Based on the comparative analysis of the companies’ performance and targets, several recommendations can be made to guide European majors towards a more sustainable and low-carbon future as we approach the 2024 AGM season:

BP

  • Enhance renewable generation targets and increase ambition for renewable energy production.
  • Strengthen scope 1 and 2 emissions reduction targets and include traded products in absolute targets.
  • Provide a clear strategy for achieving the FY30 net carbon intensity target.
  • Quantify the emissions impact of near-field exploration, asset run-off, and divestments.

Shell

  • Commit to reducing oil and gas production and establish a scope 3 reduction target, aligned with the 1.5°C goal.
  • Quantify and confirm production targets for low-carbon fuels, such as hydrogen and renewable energy.
  • Articulate the value generation from low-carbon fuels by providing internal hurdle rates for investments.
  • Provide capital expenditure and operational expenditure guidance for low-carbon solutions.

Eni

  • Commit to reducing oil and gas production and establish a scope 3 reduction target, aligned with the 1.5°C goal.
  • Improve capital allocation and production guidance for low-carbon alternatives to meet ambitious emission reduction targets.
  • Enhance disclosures, investment theses, and targets for low-carbon fuels.

TotalEnergies

  • Improve performance on emission reduction, particularly in scope 1 and 2 emissions.
  • Commit to reducing oil and gas production and establish a scope 3 reduction target, aligned with the 1.5°C goal.
  • Enhance accounting methodologies for emissions, including the sale of third-party products.
  • Reconsider accounting approaches for estimating avoided emissions from LNG sales.

Equinor

  • Increase renewable generation ambition and strengthen connections to hydrogen production to achieve the FY30 net carbon intensity target.
  • Commit to reducing oil and gas production and establish a scope 3 reduction target, aligned with the 1.5°C goal.
  • Improve emissions methodologies to include the sale of third-party products.

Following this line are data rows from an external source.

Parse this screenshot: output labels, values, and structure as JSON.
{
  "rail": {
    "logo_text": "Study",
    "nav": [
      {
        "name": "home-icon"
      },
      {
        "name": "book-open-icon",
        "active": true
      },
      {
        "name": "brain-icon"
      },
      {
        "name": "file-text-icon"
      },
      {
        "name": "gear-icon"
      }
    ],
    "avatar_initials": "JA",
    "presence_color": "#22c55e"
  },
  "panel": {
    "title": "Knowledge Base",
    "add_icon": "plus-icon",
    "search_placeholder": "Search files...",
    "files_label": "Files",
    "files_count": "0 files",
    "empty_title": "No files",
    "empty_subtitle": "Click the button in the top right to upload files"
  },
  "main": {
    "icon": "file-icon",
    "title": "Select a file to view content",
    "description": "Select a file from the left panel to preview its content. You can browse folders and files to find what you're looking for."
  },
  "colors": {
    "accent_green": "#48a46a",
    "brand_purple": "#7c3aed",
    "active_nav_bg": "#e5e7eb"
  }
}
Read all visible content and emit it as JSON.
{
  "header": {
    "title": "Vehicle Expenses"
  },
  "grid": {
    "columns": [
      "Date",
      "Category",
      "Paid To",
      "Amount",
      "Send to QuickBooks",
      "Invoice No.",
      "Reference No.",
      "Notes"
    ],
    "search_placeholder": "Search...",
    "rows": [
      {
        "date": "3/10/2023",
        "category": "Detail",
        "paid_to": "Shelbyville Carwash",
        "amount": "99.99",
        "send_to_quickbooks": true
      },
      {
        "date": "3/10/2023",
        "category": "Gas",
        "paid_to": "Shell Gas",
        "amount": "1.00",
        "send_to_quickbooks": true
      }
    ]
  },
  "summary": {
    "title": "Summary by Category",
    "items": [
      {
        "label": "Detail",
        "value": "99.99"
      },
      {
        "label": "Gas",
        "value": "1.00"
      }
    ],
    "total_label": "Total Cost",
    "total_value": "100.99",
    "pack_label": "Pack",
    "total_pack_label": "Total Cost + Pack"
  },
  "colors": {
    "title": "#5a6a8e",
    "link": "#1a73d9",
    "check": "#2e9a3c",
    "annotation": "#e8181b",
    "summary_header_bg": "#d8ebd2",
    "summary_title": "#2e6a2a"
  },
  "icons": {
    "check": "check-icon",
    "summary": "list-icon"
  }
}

The analysis of the 2023 AGMs of major European oil and gas companies reveals both progress and areas for improvement in oil and gas industry climate change action. There is a particular need for stronger climate transition plans. While these companies have set ambitious emissions reduction targets, greater alignment between low-carbon strategies and business strategies is necessary to drive a meaningful reduction in emissions. By adopting the recommendations outlined in Accela Research’s report, these companies can enhance their efforts to transition to a low-carbon future, mitigate climate change risks, and create long-term value for shareholders.